This is why the university as an institution is so essential for democracy, partly because it is able to ask questions, employ methods and communicate answers freely – including answers which may provoke those who hold power or social groups, but equally because it is able to educate critical-thinking citizens and the professionals who lead our key social institutions.
Engage with difficult subjects
We must therefore strive to make the university a generous meeting place for people, perspectives and cultures; a meeting place where people are exposed to theories and ideas and can discuss and tolerate them – even those that they strongly disagree with. This means learning to deliberate, argue and investigate, rather than reject opposing arguments and opponents.
Neither staff nor students should be left unexposed but should be included in thinking about challenging issues and in difficult discussions which are experienced both inside and outside the campus. Knowledge actually serves as our defence against misconceptions and it is essential if we are to have the ability to see the world through the eyes of others as well.
As universities we need to spearhead this defence of knowledge and science. We must deal with those difficulties which arise at the juncture between knowledge and emotions, between doubt and certainty, and insist that knowledge should be shared and used.
Knowledge and technology are the drivers of current global developments and they need to be used for the benefit of all, to support our liberal democracies and contribute towards sustainable global development. We must use our wide-ranging, extensive expertise in dialogue with the public in order to contribute towards making decisions based on knowledge and sustainable innovation and entrepreneurship.

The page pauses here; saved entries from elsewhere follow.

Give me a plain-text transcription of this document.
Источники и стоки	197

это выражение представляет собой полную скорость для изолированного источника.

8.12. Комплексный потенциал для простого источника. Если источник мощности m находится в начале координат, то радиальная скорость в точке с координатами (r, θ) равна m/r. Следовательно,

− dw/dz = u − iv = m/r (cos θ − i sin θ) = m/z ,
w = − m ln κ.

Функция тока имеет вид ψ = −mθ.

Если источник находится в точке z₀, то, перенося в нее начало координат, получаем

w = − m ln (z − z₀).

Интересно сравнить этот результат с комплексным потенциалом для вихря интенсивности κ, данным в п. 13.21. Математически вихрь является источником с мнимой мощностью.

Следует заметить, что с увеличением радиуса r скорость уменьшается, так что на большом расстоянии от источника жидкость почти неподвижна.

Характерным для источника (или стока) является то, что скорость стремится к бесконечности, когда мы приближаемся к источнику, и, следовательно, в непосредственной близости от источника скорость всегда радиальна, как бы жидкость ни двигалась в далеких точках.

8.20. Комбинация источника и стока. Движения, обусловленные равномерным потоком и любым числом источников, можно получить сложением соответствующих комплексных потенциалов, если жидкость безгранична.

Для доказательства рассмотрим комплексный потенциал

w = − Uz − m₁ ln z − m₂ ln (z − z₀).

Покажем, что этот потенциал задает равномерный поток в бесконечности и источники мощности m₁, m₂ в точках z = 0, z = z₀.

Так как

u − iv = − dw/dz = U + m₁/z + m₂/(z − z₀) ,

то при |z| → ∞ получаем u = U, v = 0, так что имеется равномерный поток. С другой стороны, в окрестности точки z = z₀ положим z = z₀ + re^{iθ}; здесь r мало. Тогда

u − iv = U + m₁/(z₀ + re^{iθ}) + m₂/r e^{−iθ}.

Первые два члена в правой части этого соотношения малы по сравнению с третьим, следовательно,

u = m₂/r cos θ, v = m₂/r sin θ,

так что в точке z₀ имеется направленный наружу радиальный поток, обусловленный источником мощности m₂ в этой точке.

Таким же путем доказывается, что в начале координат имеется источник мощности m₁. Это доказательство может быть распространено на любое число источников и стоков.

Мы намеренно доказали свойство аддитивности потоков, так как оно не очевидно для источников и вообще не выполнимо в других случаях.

Why public engagement matters
In an age where the amount of new knowledge and information is growing exponentially, and the gap between those who possess knowledge and those who do not possess it can create inequality and tension, we need to reactivate our societal responsibility for sharing knowledge with the wider public and making sure that the authorities are well-informed and can apply critical thinking.
Having trust in science, expertise and knowledge-based decision-making and stewardship forms the basis of our institutions and our democracy and must thus be strengthened.
For this reason, communicating the role of science as truth-seeking institutions, its methods, uncertainties and integrity must constitute part of our dialogue with the public. Our interactions with the community at large need to be developed and strengthened without losing the independence and freedom which constitute the university’s foundations.
The university as an institution has been shaping society for almost one thousand years. The challenges faced by society have influenced and set the university’s direction. The university’s understanding of problems and solutions has taken society forwards.
Over the next decade we will also help to answer and solve predictable issues, while we will be actively prepared to deal with the unpredictable. Our contribution to the next decade will be more important now than it has been in many years.
Svein Stølen is rector and Gro Bjørnerud Mo, Per Morten Sandset and Åse Gornitzka are vice-rectors of the University of Oslo, Norway.